'Protective' breast cancer gene may lead to new treatments
Scientists looking for new breast cancer genes have discovered a genetic variant that appears to slightly reduce the risk of breast cancer among the women who inherit it.
Certain inherited variations in genes such as BRCA1 or BRCA2 are known to increase breast cancer risk. This study is the first to identify a gene that could reduce cancer risk.
Although the discovery may not lead directly to any changes in medical care or screening, understanding how the gene variant exerts its protective effect could afford scientists a deeper understanding of the disease.
The researchers involved said the result proved that their technique, which looked at large numbers of women, could now be used reliably to hunt for more gene variants that affect cancer risk.
The international research team, led by Dr Angela Cox of Sheffield University, analysed data from 14 original studies covering 33,000 women.

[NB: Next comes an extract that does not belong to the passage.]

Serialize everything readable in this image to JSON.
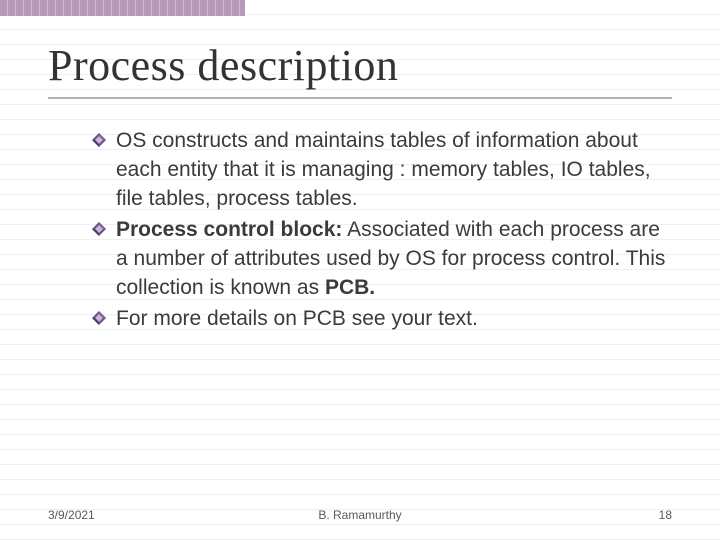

They looked at variations called 'single nucleotide polymorphisms', or SNPs, in nine genes that previous research had hinted might play a role in breast cancer, of which the CASP8 gene was one.
CASP8 is thought to play a role in the natural cycle of cell death that is suppressed by cancer cells.
They found that women who carried the gene variant, known as CASP8 D302H, were ten per cent less likely to develop breast cancer.
The study is published in Nature Genetics.